Directors, producers and actors gather every year to view and discuss upcoming blockbusters and independent films at the Sundance Film Festival in Utah. For Biola University film students, there’s more to the festival than big names and movies — the festival becomes a spiritual experience.
“Experiencing Sundance allows students to take part in a cinematic conversation taking place in our culture and to form a theological response to the hunger, the hurt and the cries for justice, mercy and hope that are embedded in the films they see,” said Peggy Rupple, manager of special projects for Biola’s Cinema & Media Arts department.
Biola sent 20 students to Sundance in January. The students were given class credit for attending film screenings, class sessions and question and answer sessions with the producers, directors and actors of the films appearing at Sundance.
“You wake up and your whole life revolves around film and seminars five or six days,” said film student Adeboye Fajinmi, who has attended several film festivals including Sundance.
Rupple said students are often surprised to find that many of the films have spiritual undertones with characters that long for truth, beauty and redemption.
“There are more films addressing faith than ever,” Rupple said.
After viewing films, students unpack what they saw and explore the deeper meanings of the films. Students also participate in the Windrider Forum, which features a dialogue on faith and film, as well as the best of the Angelus Awards, one of the world’s largest student film festivals.
Christians can find the beauty of Christ in the worst films, Fajinmi said. He said he wants to make touching films, but he doesn’t see himself making Christian films.
“Beautiful films cause people to think, whether or not that’s Christian,” Fajinmi said. “Life is a journey and I want to create honest reflections of life.”
Fajinmi said that such films leave thousands of people who attend Sundance more open to discussion about faith.
The festival has affected Fajinmi’s own faith, as well.
“Looking at my life and seeing God just draw me here and to know my desires have morphed and changed, it’s affirmation you get, not from yourself, but others,” Fajinmi said. “I know right now I have a passion and desire to do this and be here. And at the end of the day Christ is at the center of what you’re doing. You are called.”

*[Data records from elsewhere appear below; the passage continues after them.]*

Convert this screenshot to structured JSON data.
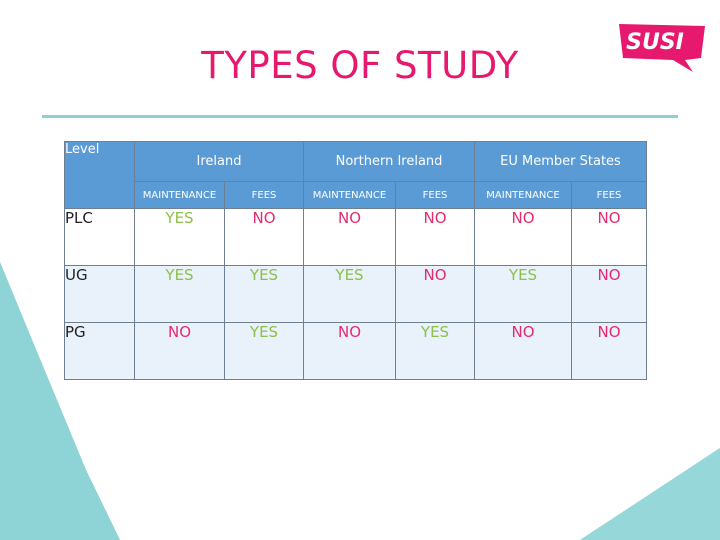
{
  "title": "TYPES OF STUDY",
  "logo_text": "SUSI",
  "colors": {
    "title": "#e6196e",
    "logo": "#e6196e",
    "teal_accent": "#8ecfd6",
    "header_blue": "#5b9bd5",
    "yes_green": "#8cc04a",
    "no_pink": "#e52b6f"
  },
  "table": {
    "level_header": "Level",
    "groups": [
      "Ireland",
      "Northern Ireland",
      "EU Member States"
    ],
    "subheaders": [
      "MAINTENANCE",
      "FEES",
      "MAINTENANCE",
      "FEES",
      "MAINTENANCE",
      "FEES"
    ],
    "rows": [
      {
        "level": "PLC",
        "values": [
          "YES",
          "NO",
          "NO",
          "NO",
          "NO",
          "NO"
        ]
      },
      {
        "level": "UG",
        "values": [
          "YES",
          "YES",
          "YES",
          "NO",
          "YES",
          "NO"
        ]
      },
      {
        "level": "PG",
        "values": [
          "NO",
          "YES",
          "NO",
          "YES",
          "NO",
          "NO"
        ]
      }
    ]
  }
}
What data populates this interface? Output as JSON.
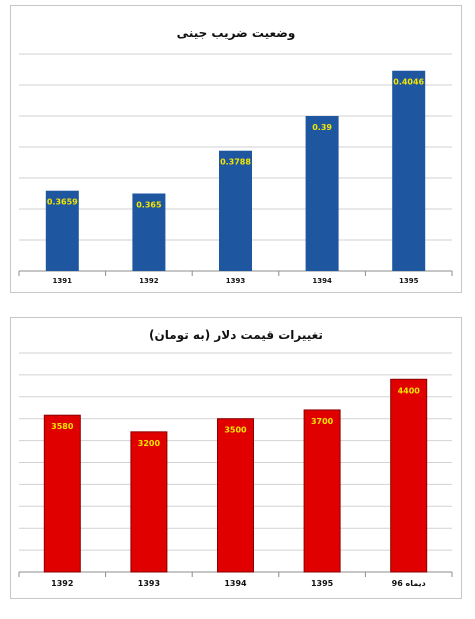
{
  "chart_data": [
    {
      "type": "bar",
      "title": "وضعیت ضریب جینی",
      "categories": [
        "1391",
        "1392",
        "1393",
        "1394",
        "1395"
      ],
      "values": [
        0.3659,
        0.365,
        0.3788,
        0.39,
        0.4046
      ],
      "labels": [
        "0.3659",
        "0.365",
        "0.3788",
        "0.39",
        "0.4046"
      ],
      "xlabel": "",
      "ylabel": "",
      "ylim": [
        0.34,
        0.41
      ],
      "grid": true,
      "bar_color": "#1f56a0",
      "label_color": "#f3e600"
    },
    {
      "type": "bar",
      "title": "تغییرات قیمت دلار (به تومان)",
      "categories": [
        "1392",
        "1393",
        "1394",
        "1395",
        "دیماه 96"
      ],
      "values": [
        3580,
        3200,
        3500,
        3700,
        4400
      ],
      "labels": [
        "3580",
        "3200",
        "3500",
        "3700",
        "4400"
      ],
      "xlabel": "",
      "ylabel": "",
      "ylim": [
        0,
        5000
      ],
      "grid": true,
      "bar_color": "#e00000",
      "label_color": "#f3e600"
    }
  ]
}
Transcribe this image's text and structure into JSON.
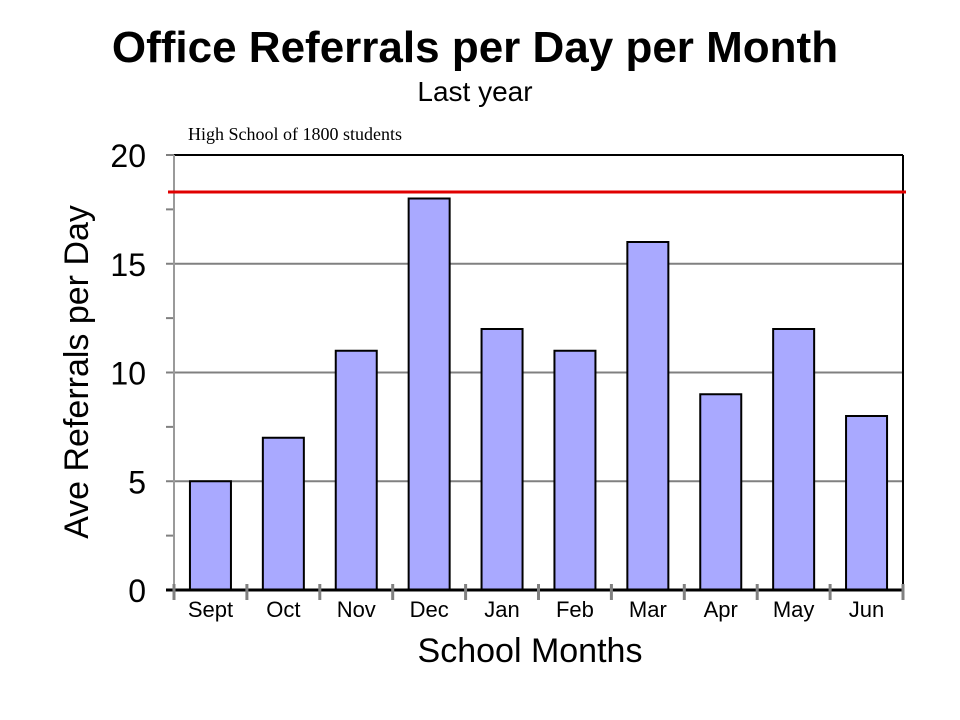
{
  "chart_data": {
    "type": "bar",
    "title": "Office Referrals per Day per Month",
    "subtitle": "Last year",
    "annotation": "High School of 1800 students",
    "xlabel": "School Months",
    "ylabel": "Ave Referrals per Day",
    "categories": [
      "Sept",
      "Oct",
      "Nov",
      "Dec",
      "Jan",
      "Feb",
      "Mar",
      "Apr",
      "May",
      "Jun"
    ],
    "values": [
      5,
      7,
      11,
      18,
      12,
      11,
      16,
      9,
      12,
      8
    ],
    "ylim": [
      0,
      20
    ],
    "yticks": [
      "0",
      "5",
      "10",
      "15",
      "20"
    ],
    "reference_line": 18.3,
    "grid": true,
    "colors": {
      "bar": "#a9a9ff",
      "bar_stroke": "#000000",
      "reference_line": "#e00000",
      "grid": "#808080"
    }
  }
}
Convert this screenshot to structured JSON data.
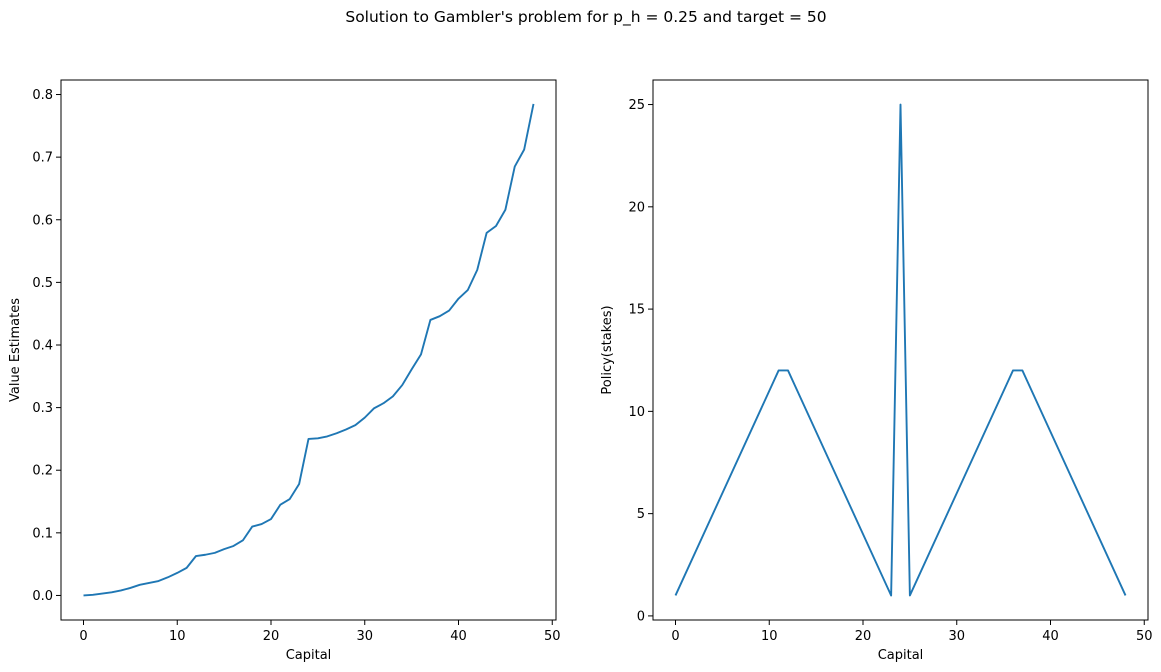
{
  "figure": {
    "suptitle": "Solution to Gambler's problem for p_h = 0.25 and target = 50"
  },
  "chart_data": [
    {
      "type": "line",
      "title": "",
      "xlabel": "Capital",
      "ylabel": "Value Estimates",
      "xlim": [
        -2.4,
        50.4
      ],
      "ylim": [
        -0.0392,
        0.8232
      ],
      "xticks": [
        0,
        10,
        20,
        30,
        40,
        50
      ],
      "xtick_labels": [
        "0",
        "10",
        "20",
        "30",
        "40",
        "50"
      ],
      "yticks": [
        0.0,
        0.1,
        0.2,
        0.3,
        0.4,
        0.5,
        0.6,
        0.7,
        0.8
      ],
      "ytick_labels": [
        "0.0",
        "0.1",
        "0.2",
        "0.3",
        "0.4",
        "0.5",
        "0.6",
        "0.7",
        "0.8"
      ],
      "grid": false,
      "line_color": "#1f77b4",
      "series": [
        {
          "x": [
            0,
            1,
            2,
            3,
            4,
            5,
            6,
            7,
            8,
            9,
            10,
            11,
            12,
            13,
            14,
            15,
            16,
            17,
            18,
            19,
            20,
            21,
            22,
            23,
            24,
            25,
            26,
            27,
            28,
            29,
            30,
            31,
            32,
            33,
            34,
            35,
            36,
            37,
            38,
            39,
            40,
            41,
            42,
            43,
            44,
            45,
            46,
            47,
            48
          ],
          "values": [
            0.0,
            0.001,
            0.003,
            0.005,
            0.008,
            0.012,
            0.017,
            0.02,
            0.023,
            0.029,
            0.036,
            0.044,
            0.063,
            0.065,
            0.068,
            0.074,
            0.079,
            0.088,
            0.11,
            0.114,
            0.122,
            0.145,
            0.154,
            0.178,
            0.25,
            0.251,
            0.254,
            0.259,
            0.265,
            0.272,
            0.284,
            0.299,
            0.307,
            0.318,
            0.336,
            0.361,
            0.385,
            0.44,
            0.446,
            0.455,
            0.474,
            0.488,
            0.52,
            0.579,
            0.59,
            0.616,
            0.685,
            0.712,
            0.785
          ]
        }
      ]
    },
    {
      "type": "line",
      "title": "",
      "xlabel": "Capital",
      "ylabel": "Policy(stakes)",
      "xlim": [
        -2.4,
        50.4
      ],
      "ylim": [
        -0.2,
        26.2
      ],
      "xticks": [
        0,
        10,
        20,
        30,
        40,
        50
      ],
      "xtick_labels": [
        "0",
        "10",
        "20",
        "30",
        "40",
        "50"
      ],
      "yticks": [
        0,
        5,
        10,
        15,
        20,
        25
      ],
      "ytick_labels": [
        "0",
        "5",
        "10",
        "15",
        "20",
        "25"
      ],
      "grid": false,
      "line_color": "#1f77b4",
      "series": [
        {
          "x": [
            0,
            11,
            12,
            23,
            24,
            25,
            36,
            37,
            48
          ],
          "values": [
            1,
            12,
            12,
            1,
            25,
            1,
            12,
            12,
            1
          ]
        }
      ]
    }
  ]
}
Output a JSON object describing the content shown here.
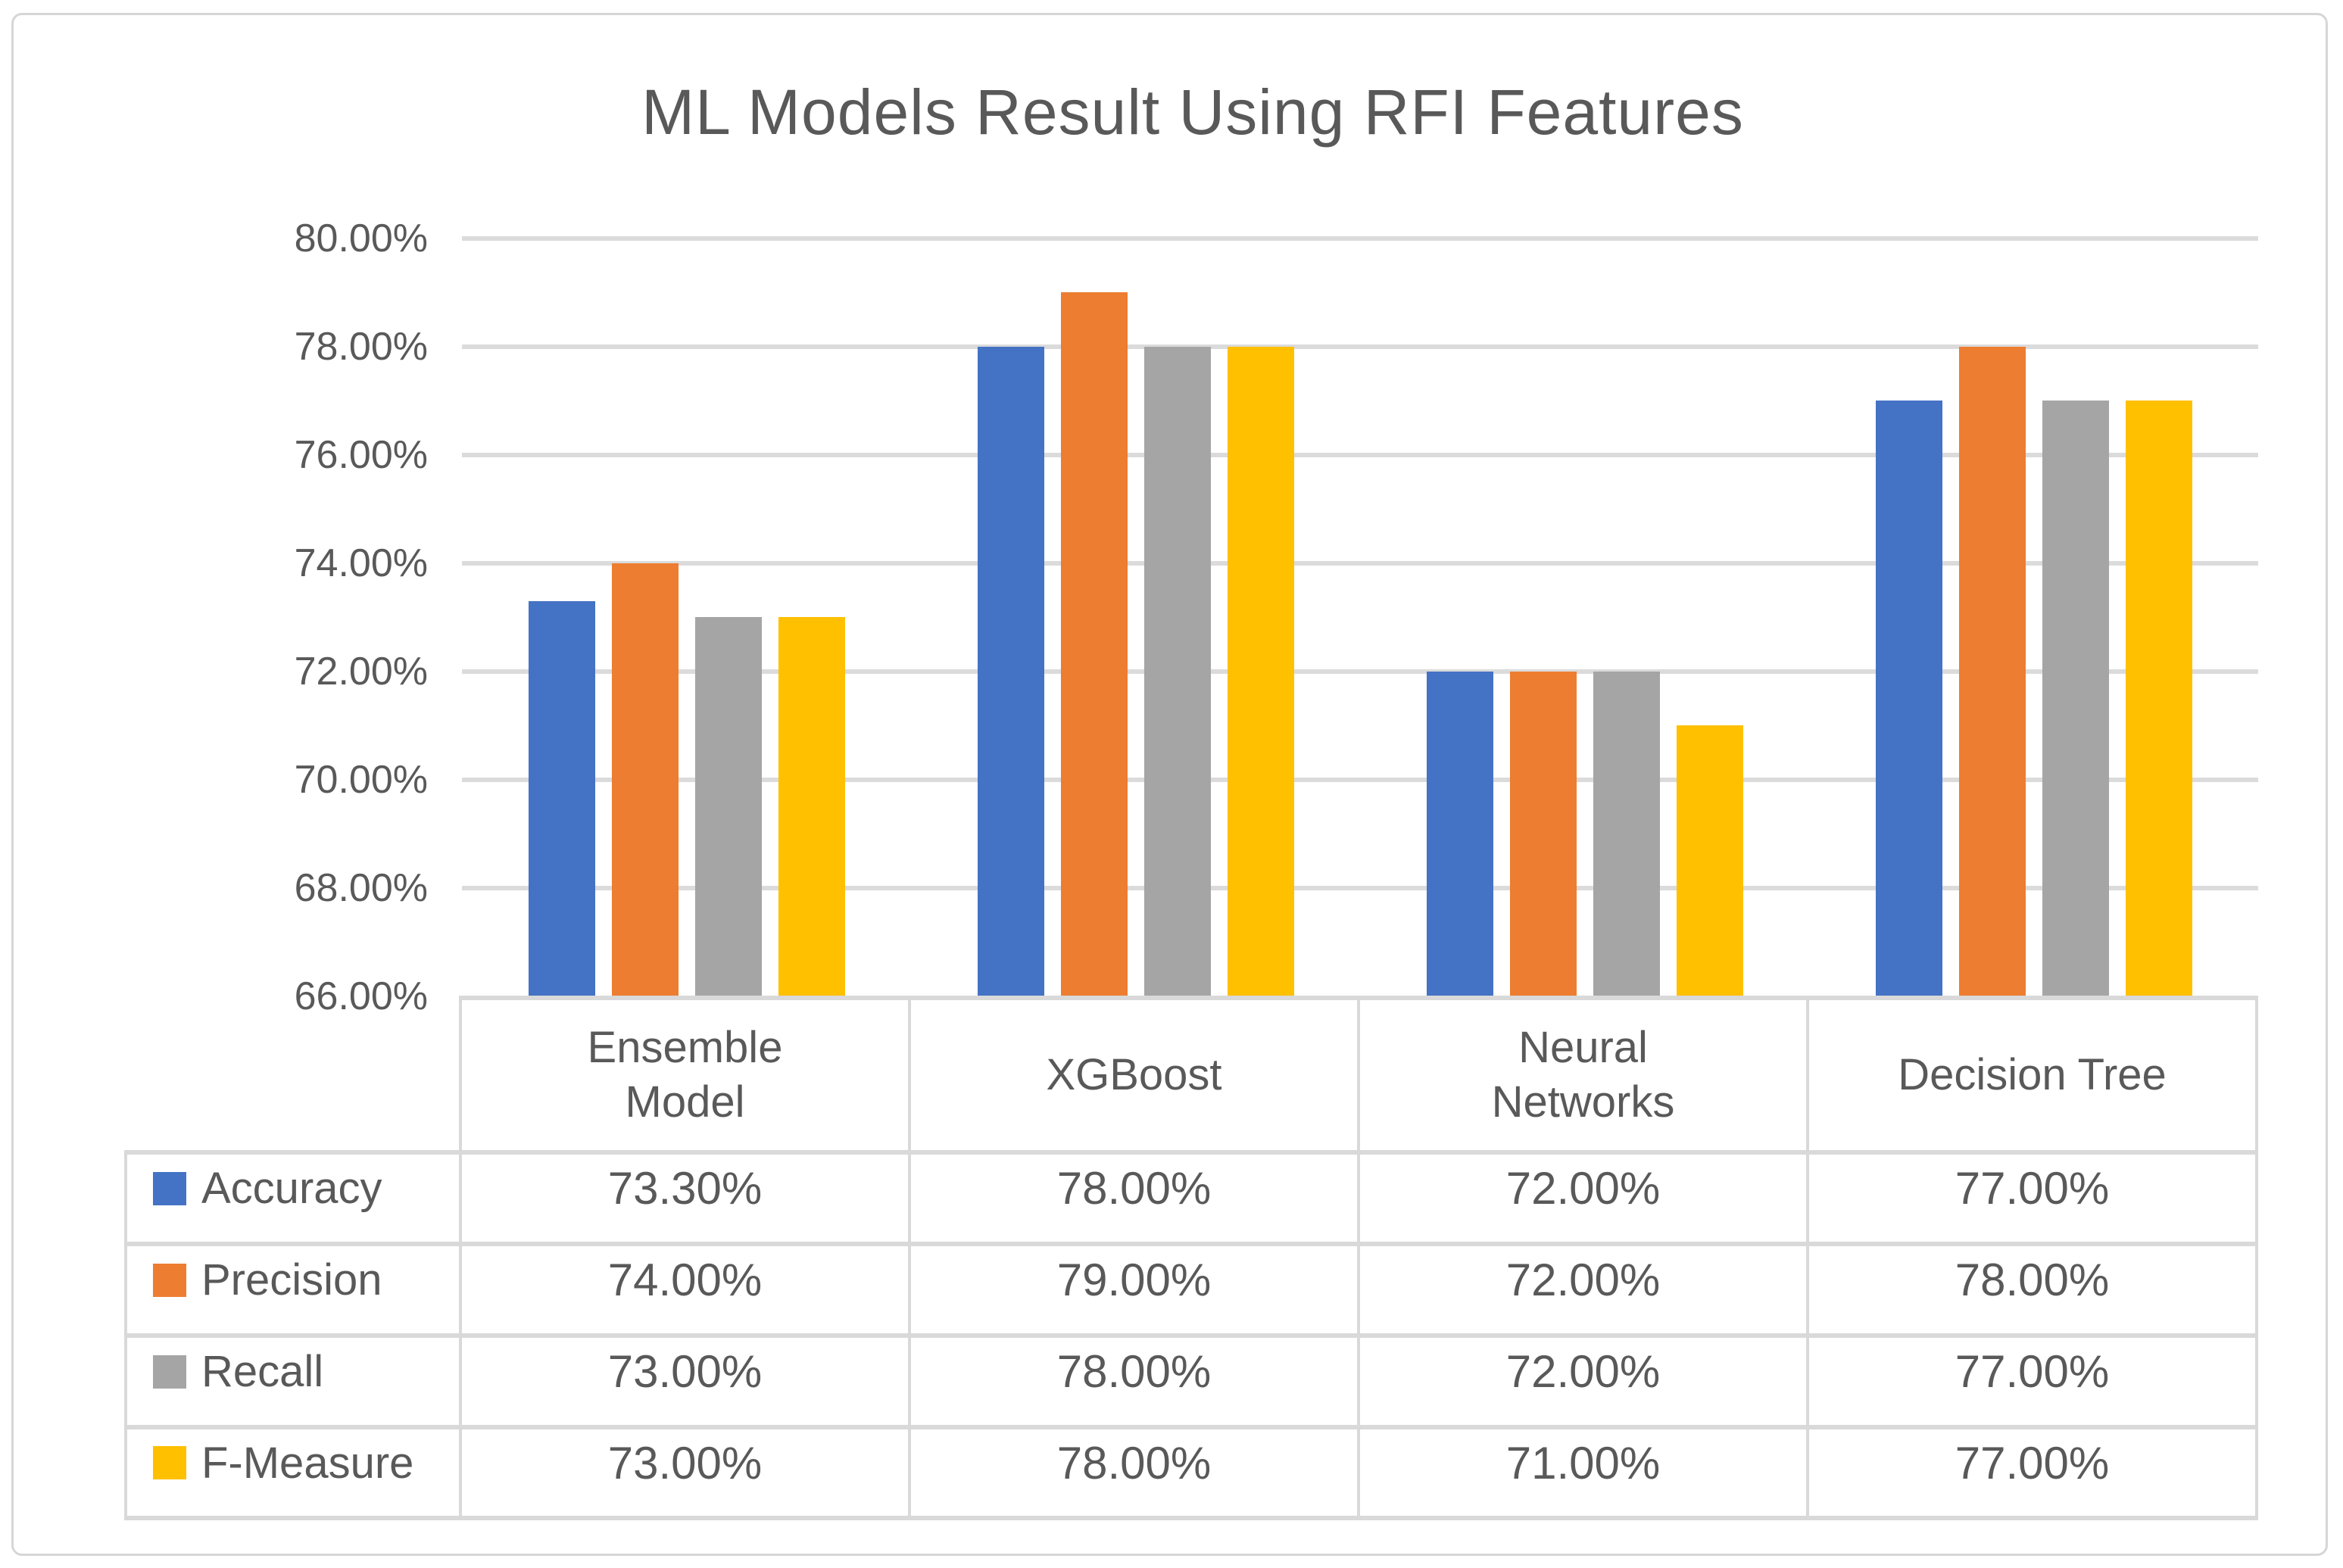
{
  "chart_data": {
    "type": "bar",
    "title": "ML Models Result Using RFI Features",
    "categories": [
      {
        "label": "Ensemble Model",
        "lines": [
          "Ensemble",
          "Model"
        ]
      },
      {
        "label": "XGBoost",
        "lines": [
          "XGBoost"
        ]
      },
      {
        "label": "Neural Networks",
        "lines": [
          "Neural",
          "Networks"
        ]
      },
      {
        "label": "Decision Tree",
        "lines": [
          "Decision Tree"
        ]
      }
    ],
    "series": [
      {
        "name": "Accuracy",
        "color": "#4472C4",
        "values": [
          73.3,
          78.0,
          72.0,
          77.0
        ],
        "labels": [
          "73.30%",
          "78.00%",
          "72.00%",
          "77.00%"
        ]
      },
      {
        "name": "Precision",
        "color": "#ED7D31",
        "values": [
          74.0,
          79.0,
          72.0,
          78.0
        ],
        "labels": [
          "74.00%",
          "79.00%",
          "72.00%",
          "78.00%"
        ]
      },
      {
        "name": "Recall",
        "color": "#A5A5A5",
        "values": [
          73.0,
          78.0,
          72.0,
          77.0
        ],
        "labels": [
          "73.00%",
          "78.00%",
          "72.00%",
          "77.00%"
        ]
      },
      {
        "name": "F-Measure",
        "color": "#FFC000",
        "values": [
          73.0,
          78.0,
          71.0,
          77.0
        ],
        "labels": [
          "73.00%",
          "78.00%",
          "71.00%",
          "77.00%"
        ]
      }
    ],
    "y_axis": {
      "min": 66,
      "max": 80,
      "step": 2,
      "tick_labels": [
        "80.00%",
        "78.00%",
        "76.00%",
        "74.00%",
        "72.00%",
        "70.00%",
        "68.00%",
        "66.00%"
      ]
    },
    "grid": true,
    "legend_position": "table-left",
    "colors": {
      "text": "#595959",
      "gridline": "#DBDBDB",
      "table_border": "#D9D9D9",
      "frame_border": "#D6D6D6",
      "background": "#FFFFFF"
    }
  }
}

Sundance helped spark that passion. Fajinmi said he leaves the festival refueled, excited about making films and confident that God has called him to the film industry.
A collaborative effort among The Priddy Brothers, Angelus Student Film Festival and Fuller Theological Seminar, the Windrider Film Forums seek to create an immersive educational environment that inspires conversations between film makers and film lovers. Biola students have been attending the forums for seven years.